Dalam diskusi yang berlangsung selama kegiatan simposium, ditemukan beberapa hal penting yang cukup menjadi perhatian untuk pemanfaatan sumber daya krustasea di Indonesia, diantaranya daerah penangkapan krustasea di alam semakin jauh, ukuran krustasea yang tertangkap semakin kecil, modifikasi alat tangkap krustasea menjadi alat tangkap yang banyak menangkap krustasea berukuran kecil (fase anakan), dan komposisi hasil tangkapan krustasea yang didominasi oleh krustasea yang sedang masuk fase bereproduksi. Beberapa rekomendasi terkait tata kelola pemanfaatan krustasea juga menjadi catatan penting dari simposium ini, diantaranya aturan pengendalian penangkapan, pengelolaan perikanan dengan pendekatan ekosistem serta pengelolaan dengan pendekatan bioekonomi perikanan.
WWF-Indonesia bekerja sama dengan Pusat Riset Perikanan (Pusriskan), Badan Riset Sumber Daya Manusia Kelautan Perikanan (BRSDM KP), Komisi Nasional Pengkajian Sumber Daya Ikan (Komnas kajiskan), Institut Pertanian Bogor (IPB), dan Yayasan TAKA telah melakasanakan Simposium Nasional Krustasea 2017 dan menghimpun hasil penelitan dan kajian ilmiah terbaru serta merumuskan kebijakan dan pengelolaan untuk perikanan krustasea berkelanjutan di Indonesia.
“Perikanan krustasea telah menunjukkan kontribusinya dalam modernisasi perikanan di Indonesia baik dampak positif terhadap perekonomian dan penyerapan tenaga kerja, dan juga dampak negatif terhadap kebijakan pemerintah. Untuk menuju pengelolaan perikanan krustasea yang berkelanjutan harus berdasarkan dasar hukum yang berlaku,” jelas Dr. Ir. Toni Ruchimat, MSc, Kepala Pusat Riset Perikanan - Kementerian Kelautan dan Perikanan.
M. Zulfikar Mochtar, ST, MSc, Kepala Badan Riset dan Sumber Daya Manusia Kelautan dan Perikanan (BRSDMKP) juga menuturkan bahwa “Pengelolaan perikanan berkelanjutan tidak mudah dilakukan, tapi juga tidak susah. Dalam pelaksanaannya harus ada aktivitas tarik-menarik antara tiga poin utama, yaitu ekonomi yang optimal, ekologi yang dikelola secara lestari dan hubungan sosial untuk kesejahteraan masyarakat. Ketiga poin tersebut harus bersinergi mencapai keseimbangan.”

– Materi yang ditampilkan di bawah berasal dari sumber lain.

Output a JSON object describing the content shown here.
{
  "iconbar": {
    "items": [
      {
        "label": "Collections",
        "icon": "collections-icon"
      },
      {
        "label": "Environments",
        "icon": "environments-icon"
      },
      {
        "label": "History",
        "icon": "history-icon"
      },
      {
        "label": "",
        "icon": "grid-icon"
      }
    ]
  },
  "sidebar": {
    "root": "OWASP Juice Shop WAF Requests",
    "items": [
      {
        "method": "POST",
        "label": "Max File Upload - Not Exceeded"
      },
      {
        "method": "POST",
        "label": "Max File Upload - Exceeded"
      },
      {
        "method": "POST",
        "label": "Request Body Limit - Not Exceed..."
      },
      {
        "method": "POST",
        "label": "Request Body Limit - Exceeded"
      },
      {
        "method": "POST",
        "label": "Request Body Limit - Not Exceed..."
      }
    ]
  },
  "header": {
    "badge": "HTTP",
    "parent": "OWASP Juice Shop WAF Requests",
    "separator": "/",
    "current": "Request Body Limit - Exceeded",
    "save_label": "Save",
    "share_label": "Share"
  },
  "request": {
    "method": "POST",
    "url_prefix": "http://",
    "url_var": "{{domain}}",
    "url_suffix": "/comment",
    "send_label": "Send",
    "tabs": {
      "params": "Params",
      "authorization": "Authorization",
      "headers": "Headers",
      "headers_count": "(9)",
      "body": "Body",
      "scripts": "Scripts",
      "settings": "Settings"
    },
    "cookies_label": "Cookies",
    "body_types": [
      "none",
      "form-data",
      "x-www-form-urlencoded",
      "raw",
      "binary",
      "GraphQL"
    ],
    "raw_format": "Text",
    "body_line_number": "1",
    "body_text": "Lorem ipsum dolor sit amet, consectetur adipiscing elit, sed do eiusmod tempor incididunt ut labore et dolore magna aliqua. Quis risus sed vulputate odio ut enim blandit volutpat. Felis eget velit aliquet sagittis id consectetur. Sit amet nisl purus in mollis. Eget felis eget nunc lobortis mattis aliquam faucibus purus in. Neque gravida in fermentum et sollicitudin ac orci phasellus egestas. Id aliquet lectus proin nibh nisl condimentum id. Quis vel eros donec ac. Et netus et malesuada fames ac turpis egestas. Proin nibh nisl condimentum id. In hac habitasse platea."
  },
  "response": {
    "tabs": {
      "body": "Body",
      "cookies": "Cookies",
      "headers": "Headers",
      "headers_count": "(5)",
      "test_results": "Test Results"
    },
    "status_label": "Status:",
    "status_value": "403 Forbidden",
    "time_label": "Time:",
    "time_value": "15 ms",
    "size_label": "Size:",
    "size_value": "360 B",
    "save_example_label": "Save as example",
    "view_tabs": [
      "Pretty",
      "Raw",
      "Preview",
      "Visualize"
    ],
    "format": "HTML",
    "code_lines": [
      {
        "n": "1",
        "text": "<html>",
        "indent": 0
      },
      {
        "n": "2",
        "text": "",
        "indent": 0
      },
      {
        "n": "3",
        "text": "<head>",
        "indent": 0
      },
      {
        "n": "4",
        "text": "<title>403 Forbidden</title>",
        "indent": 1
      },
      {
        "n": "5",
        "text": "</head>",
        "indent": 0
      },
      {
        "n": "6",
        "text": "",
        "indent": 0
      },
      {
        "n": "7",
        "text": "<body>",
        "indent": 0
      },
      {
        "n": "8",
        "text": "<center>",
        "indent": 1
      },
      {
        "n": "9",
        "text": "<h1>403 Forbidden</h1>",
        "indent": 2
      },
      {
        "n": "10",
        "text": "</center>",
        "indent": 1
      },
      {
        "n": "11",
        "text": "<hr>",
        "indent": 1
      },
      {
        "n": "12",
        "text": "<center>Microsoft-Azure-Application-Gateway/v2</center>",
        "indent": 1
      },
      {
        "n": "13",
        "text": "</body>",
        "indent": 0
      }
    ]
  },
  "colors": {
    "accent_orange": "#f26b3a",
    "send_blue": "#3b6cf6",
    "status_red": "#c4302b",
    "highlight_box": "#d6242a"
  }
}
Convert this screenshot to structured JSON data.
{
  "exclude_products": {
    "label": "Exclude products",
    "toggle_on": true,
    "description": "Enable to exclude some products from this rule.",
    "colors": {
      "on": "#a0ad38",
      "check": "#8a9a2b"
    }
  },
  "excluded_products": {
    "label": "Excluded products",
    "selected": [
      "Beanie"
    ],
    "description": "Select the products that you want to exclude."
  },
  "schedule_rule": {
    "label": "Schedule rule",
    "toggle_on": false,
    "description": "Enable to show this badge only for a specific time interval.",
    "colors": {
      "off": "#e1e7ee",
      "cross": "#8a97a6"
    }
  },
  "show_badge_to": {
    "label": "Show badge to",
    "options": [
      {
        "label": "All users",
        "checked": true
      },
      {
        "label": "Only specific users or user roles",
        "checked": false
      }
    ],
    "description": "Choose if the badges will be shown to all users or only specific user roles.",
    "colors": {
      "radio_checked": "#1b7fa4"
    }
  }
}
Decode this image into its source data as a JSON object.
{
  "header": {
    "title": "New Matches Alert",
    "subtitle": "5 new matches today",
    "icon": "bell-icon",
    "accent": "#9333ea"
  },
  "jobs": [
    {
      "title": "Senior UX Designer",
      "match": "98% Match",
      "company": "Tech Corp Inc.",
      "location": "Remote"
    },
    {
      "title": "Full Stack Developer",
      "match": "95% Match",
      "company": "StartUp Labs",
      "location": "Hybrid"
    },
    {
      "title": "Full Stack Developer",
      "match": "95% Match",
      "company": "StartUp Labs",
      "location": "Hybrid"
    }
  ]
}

Dengan melihat kondisi tersebut, Tim Perumus telah membentuk berbagai strategi untuk pengelolaan perikanan krustasea berkelanjutan, seperti 1) mengkaji status stok krustasea; 2) melakukan pemantauan dan evaluasi implementasi hasil pengkajian stok krustasea dan penerapannya dalam pengelolaan krustasea; 3) melengkapi Rencana Pengelolaan Perikanan di Wilayah Pengelolaan Perikanan yang sudah ada sesuai dengan UU No. 31 Tahun 2004 Pasal 7; 4) melakukan pengenalan, pengembangan dan implementasi pengelolaan perikanan dengan pendekatan ekosistem (Ecosystem Approach to Fisheries Management/EAFM); 5) melakukan pengembangan riset aplikasi sertifikasi ekolabel dalam penilaian status stok, dampak terhadap perikanan dan lingkungan, dan kriteria sistem pengelolaan perikanan dan krustasea, serta; 6) menguatkan kelembagaan pengelolaan perikanan krustasea skala kecil untuk mengatasi permasalahan tata kelola perikanan khususnya rajungan, kepiting bakau, dan lobster.
Karya tulis ilmiah yang terhimpun di Simposium Nasional Krustasea 2017 akan disusun ke dalam jurnal dan prosiding yang dapat digunakan oleh pengelola perikanan sebagai acuan ilmiah dalam menetapkan kebijakan untuk pengelolaan perikanan krustasea yang lebih baik. Harapannya, setelah terhimpunnya informasi aktual dari Simposium Nasional Krustasea 2017, sistem tata kelola sumber daya krustasea dapat diperbaiki hingga tercapainya pemanfaatan perikanan krustasea yang berkelanjutan di Indonesia.